2003 was a very poor year for feature films, with the studios playing so safe as to be obnoxious, but the independent filmmakers were still out there making a difference and one of the best films of that year is The Cooler.  The feature directorial debut of Wayne Kramer is the best film about gambling and Las Vegas since Martin Scorsese’s Casino (1995), a film that said old Vegas had been killed by corporatism and grave mishandling by organized crime.  The Cooler finds the one last bastion of that old Vegas and tells its story.

 

The title refers to Bernie Lootz (William H. Macy), who is so down on his luck that this despair and loss is as communicable as SARS.  The person who knows this best is the man using this “talent” to keep his casino profitable, Shelly Kaplow (Alec Baldwin in fine form), who is his only friend, sort of.  Shelly is old school and his place is maybe the last holdout of the good old days.  Bernie has an idiotic son and idiotic girlfriend who enter his life, which equals more burden and bad news, and then there is Natalie (Maria Bello), who goes form being Bernie’s co-worker to something much more, more enough to threaten his usefulness to Shelly.

 

Shelly has problems of his own, with some of his associates trying to get him to sell out the place to go “modern” and hold onto his older lounge singer (Paul Sorvino) when these people want him to add a new breed of carbon copy swooner (Joey Fatone, easily cast).  It is a great set of situations and the screenplay by Frank Hannah and Kramer does an ace job of juggling all of it, making it all fit, and making it three-dimensional.  This is a film that should have done far better than it did, but it was a favorite at awards time and this is a solid DVD that will serve the film well.  While audiences were distracted by lame Fantasy genre films with no point, they missed true mature cinema like this.  If you have not seen it, now you do not have to miss out.

 

The anamorphically enhanced 2.35 X 1 image is nicely shot by James Whitaker, who has a very welcome grasp of the true value of the scope frame.  For this DVD, Video Black is solid, color range is fine and the depth and clarity is some of the best we have seen on a new release from any studio in a while.  Arthur Coburn, A.C.E., deserves credit for some impressive editing.  That they came up with a film that did not look like a carbon copy of Scorsese’s work is in itself an achievement, though Vegas is always Vegas, no matter what era.  The gaudiness, old or new, is a signature.  The Dolby Digital 5.1 AC-3 is better than usual for the film soundtrack, then another 5.1 mix is available isolating Mark Isham’s score.  Three more tracks in the 2.0 configuration offer a Stereo Pro Logic version of the film sound and two commentary tracks.  Kramer is on both, one with his co-writer and cameraman, the other with composer Isham.  There is some overlap and Kramer has an amusing enthusiasm without knowing it like no director since Paul Verhoeven when it comes to doing commentaries.  Other extras include two storyboard/final footage comparisons and an installment of The Sundance Channel’s Anatomy Of A Scene that deals with this film.  That is a good set of extras, but I was surprised we did not have any trailers.

 

As for Mark Isham, I have not been the biggest fan of his work and part of it has to do with landing up on projects that are not impressive.  On the other hand, his work on Robert Altman’s Short Cuts, Roger Donaldson’s remake of The Getaway, Mrs.

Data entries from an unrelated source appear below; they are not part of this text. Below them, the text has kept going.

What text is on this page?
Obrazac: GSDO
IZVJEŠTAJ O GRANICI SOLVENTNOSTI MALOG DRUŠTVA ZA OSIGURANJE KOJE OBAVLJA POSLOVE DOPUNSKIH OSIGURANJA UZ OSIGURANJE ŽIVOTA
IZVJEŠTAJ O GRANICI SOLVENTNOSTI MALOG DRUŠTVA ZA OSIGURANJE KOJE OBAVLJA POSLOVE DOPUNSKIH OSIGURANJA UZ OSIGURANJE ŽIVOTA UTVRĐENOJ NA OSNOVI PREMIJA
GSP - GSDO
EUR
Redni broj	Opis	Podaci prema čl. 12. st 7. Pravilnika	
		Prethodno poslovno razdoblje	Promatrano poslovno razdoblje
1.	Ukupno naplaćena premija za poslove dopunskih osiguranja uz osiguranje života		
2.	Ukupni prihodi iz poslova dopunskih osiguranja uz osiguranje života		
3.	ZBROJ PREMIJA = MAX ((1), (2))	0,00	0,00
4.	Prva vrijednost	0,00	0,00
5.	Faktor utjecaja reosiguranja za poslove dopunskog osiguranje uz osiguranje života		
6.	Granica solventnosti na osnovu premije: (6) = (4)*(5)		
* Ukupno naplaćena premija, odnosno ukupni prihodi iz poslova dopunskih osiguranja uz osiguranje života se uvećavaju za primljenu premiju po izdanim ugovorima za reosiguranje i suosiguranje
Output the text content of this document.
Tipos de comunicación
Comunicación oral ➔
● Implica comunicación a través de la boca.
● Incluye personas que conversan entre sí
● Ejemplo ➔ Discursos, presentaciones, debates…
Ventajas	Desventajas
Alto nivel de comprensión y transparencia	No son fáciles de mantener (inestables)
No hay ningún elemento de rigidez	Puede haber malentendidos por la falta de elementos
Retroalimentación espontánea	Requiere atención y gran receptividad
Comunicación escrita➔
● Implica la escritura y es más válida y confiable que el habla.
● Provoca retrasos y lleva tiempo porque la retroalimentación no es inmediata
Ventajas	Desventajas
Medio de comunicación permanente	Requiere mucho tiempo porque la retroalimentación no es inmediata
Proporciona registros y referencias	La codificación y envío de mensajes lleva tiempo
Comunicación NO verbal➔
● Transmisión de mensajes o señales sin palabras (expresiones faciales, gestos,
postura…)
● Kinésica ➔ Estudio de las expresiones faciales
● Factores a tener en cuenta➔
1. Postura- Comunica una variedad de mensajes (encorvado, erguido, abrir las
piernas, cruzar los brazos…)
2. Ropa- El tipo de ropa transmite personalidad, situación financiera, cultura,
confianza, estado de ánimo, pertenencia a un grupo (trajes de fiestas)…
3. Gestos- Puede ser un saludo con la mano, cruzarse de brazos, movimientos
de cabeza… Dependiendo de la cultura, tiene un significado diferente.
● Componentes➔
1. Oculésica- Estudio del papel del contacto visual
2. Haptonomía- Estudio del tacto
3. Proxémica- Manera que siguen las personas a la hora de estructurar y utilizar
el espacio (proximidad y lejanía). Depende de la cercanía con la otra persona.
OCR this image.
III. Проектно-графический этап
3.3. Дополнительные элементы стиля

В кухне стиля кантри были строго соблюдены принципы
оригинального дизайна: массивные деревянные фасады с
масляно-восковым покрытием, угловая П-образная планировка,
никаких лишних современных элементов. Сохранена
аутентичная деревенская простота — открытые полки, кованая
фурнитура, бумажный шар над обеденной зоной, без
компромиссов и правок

Parker & The Vicious Circle (both 1994), Altman’s Gingerbread Man, Blade (both 1998), and William Friedkin’s Rules Of Engagement.  He can pull of good music without being the victim of bad commercial cinema, and he does a couple of scores a year currently.  If he could just get more mature work like these films and The Cooler, he could have a serious artistic breakthrough.  As for Wayne Kramer, his next feature film should be very interesting.  That is all the more reason to catch The Cooler, because after all, you can’t loose!